UVA Study: No Added Benefit for High-Dose MTX Method
In their study, Portell and his team evaluated real-world outcomes from UVA Cancer Center and 20 other U.S. academic institutions. They reviewed 1,162 adult patients who received CNS prophylaxis between 2013 and 2019 as part of frontline therapy for aggressive non-Hodgkin lymphomas.
The UVA Health study, published in Blood, found:
- No added benefit to using systemic high-dose (HD) over intrathecally (IT) MTX prophylaxis
- Route of CNS prophylaxis did not affect CNS relapse rates
- Testicular involvement, non-GCB subtype, and a high extranodal burden predicted increased CNS risk despite MTX-based prophylaxis by either route
“Our data provided a key contribution to this literature, noting that route of prophylaxis does not appear to meaningfully impact the ability to prevent CNS relapse in DLBCL,” the authors write.

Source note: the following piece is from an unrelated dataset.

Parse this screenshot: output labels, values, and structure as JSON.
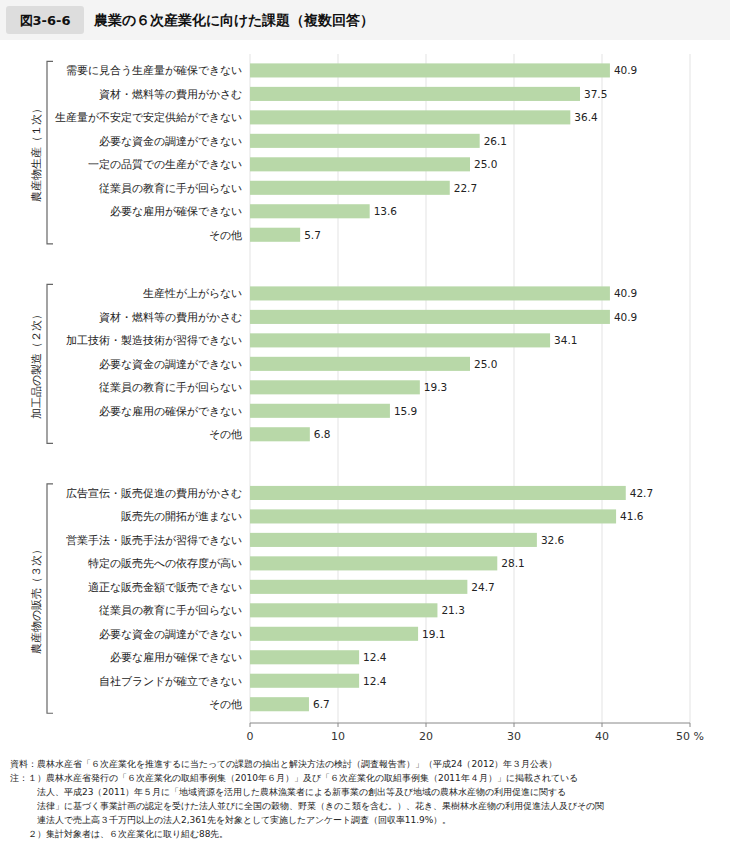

Not Yet Time to Abandon CNS Prophylaxis With MTX
Portell notes that some oncologists have abandoned CNS prophylaxis with MTX. It still plays a role in certain patients, he shares in an editorial he authored in the journal Blood.
His editorial appears in the same issue as the results of another key study that analyzed the timing of high-dose methotrexate CNS prophylaxis in DLBCL. “With the currently available data, intravenous HD-MTX should be limited to end of therapy and to patients with the highest risk,” Portell writes.
MTX therapy still offers protection for patients with extranodal disease in their testes, kidneys, or adrenal glands. Portell further advises that this therapy be given for at least 2 cycles and be reserved for fit patients.
Finally, anthracycline-based immunochemotherapy should always take priority over CNS prophylaxis. If it “delays or otherwise interferes with curative-intent immunochemotherapy, it should be abandoned,” Portell writes.
What Does the Future Hold for Preventing CNS Involvement?
Portell isn’t discouraged by these findings. “While what we discovered is not good news,” he says, “I think it helps the medical community save patients from the toxicity of these treatments. I'm hopeful that the study we led and other studies published this past year are going to move the field forward.”
Therapies directed at the biology of DLBCL will one day likely replace MTX-based strategies for CNS prophylaxis. Small-molecule inhibitors have a chance of reaching the CNS through the blood-brain barrier, he notes.
He adds that ibrutinib, lenalidomide, and other agents may be effective in preventing secondary CNS progression. New classification systems focused on DLBCL biology will aid in choosing the best therapy.
Testing cerebrospinal fluid for tumor DNA or peripheral blood for circulating tumor DNA, Portell adds, will help oncologists better sort out the rare but extremely high-risk patient, who warrants additional treatment.